A total of 108,373 homes traded hands in the first three months of the year. This is 5.0 per cent above the five-year average for first quarter sales, 3.8 per cent above the 10-year average, and 4.4 per cent above activity in the first quarter of 2011.
New listings were little changed following their uptick in February, having edged lower by 0.3 per cent on a month-over-month basis in March. The number of newly listed homes declined from the previous month in just over half of all local Canadian housing markets, and rose in almost all of the remainder.
“The spring housing market is off to a good start,” said Wayne Moen, CREA’s President. “The number of sales and newly listed properties are up from levels last year, and the vast majority of housing markets remain balanced. That said, all housing is local, so buyers and sellers should talk to their local REALTOR® to understand current and prospective trends where they live.”
The national housing market remains well balanced, although the monthly increase in sales activity caused the balance between supply and demand to tighten slightly.
The national sales-to-new listings ratio, a measure of market balance, stood at 55.1 per cent in March. This remains firmly in balanced market territory, but is up from 53.6 per cent in February. Based on a ratio of between 40 and 60 per cent, more than half of local markets were balanced in March.
The number of months of inventory stood at 5.7 at the end of March on a national basis, down slightly from 5.8 months in February. The number of months of inventory represents the number of months it would take to sell current inventories at the current rate of sales activity, and is another measure of the balance between housing supply and demand.
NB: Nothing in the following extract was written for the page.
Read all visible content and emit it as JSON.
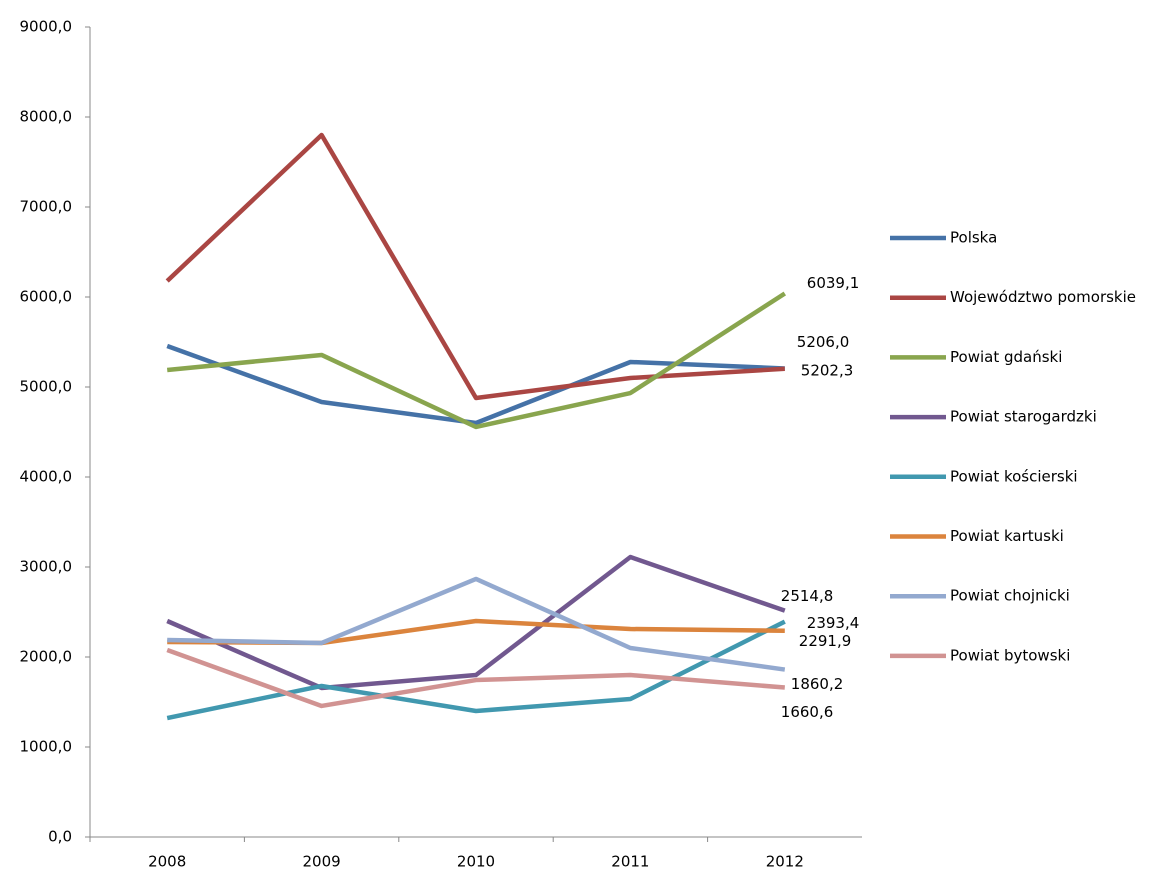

The actual (not seasonally adjusted) national average price for homes sold in March 2012 was $369,677, representing a decline of one half of a percentage point from the same month last year.
“Average prices are up from year-ago levels in most large urban centres,” said Gregory Klump, CREA’s Chief Economist. “The slight decline in the national average price points to a tug of war between Toronto and Vancouver from the standpoint of their sales mix compared to last year.”
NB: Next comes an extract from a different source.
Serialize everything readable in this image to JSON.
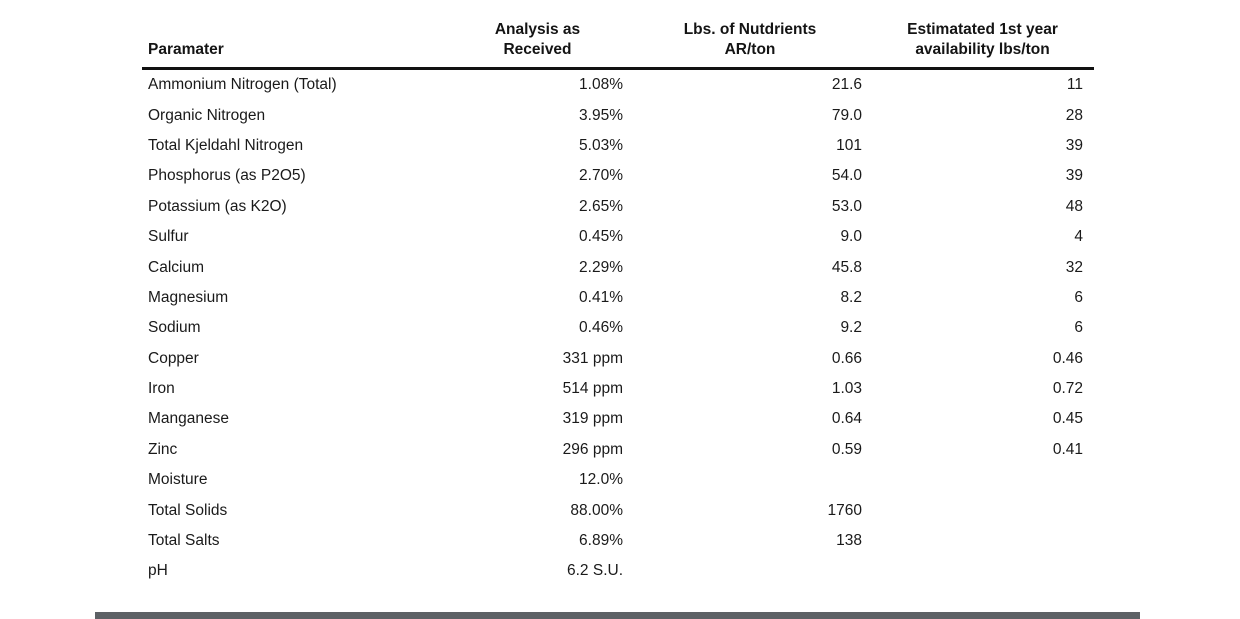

“The national average price was skewed higher last spring by record level high-end home sales in some of Vancouver’s priciest neighbourhoods. It was expected that this would not recur this spring, which the latest sales figures confirm. The decline in average price reflects the change in Vancouver’s sales mix, not housing price deflation.”
“At the same time, overall home sales activity in Toronto is stronger than it was last spring, and higher-end home sales are up from year-ago levels. Being by far the most active housing market in Canada, Toronto represents the single biggest factor supporting national average price compared to last year.”
All figures in this release except average price are seasonally adjusted. Removing normal seasonal variations enables meaningful analysis of monthly changes and fundamental trends.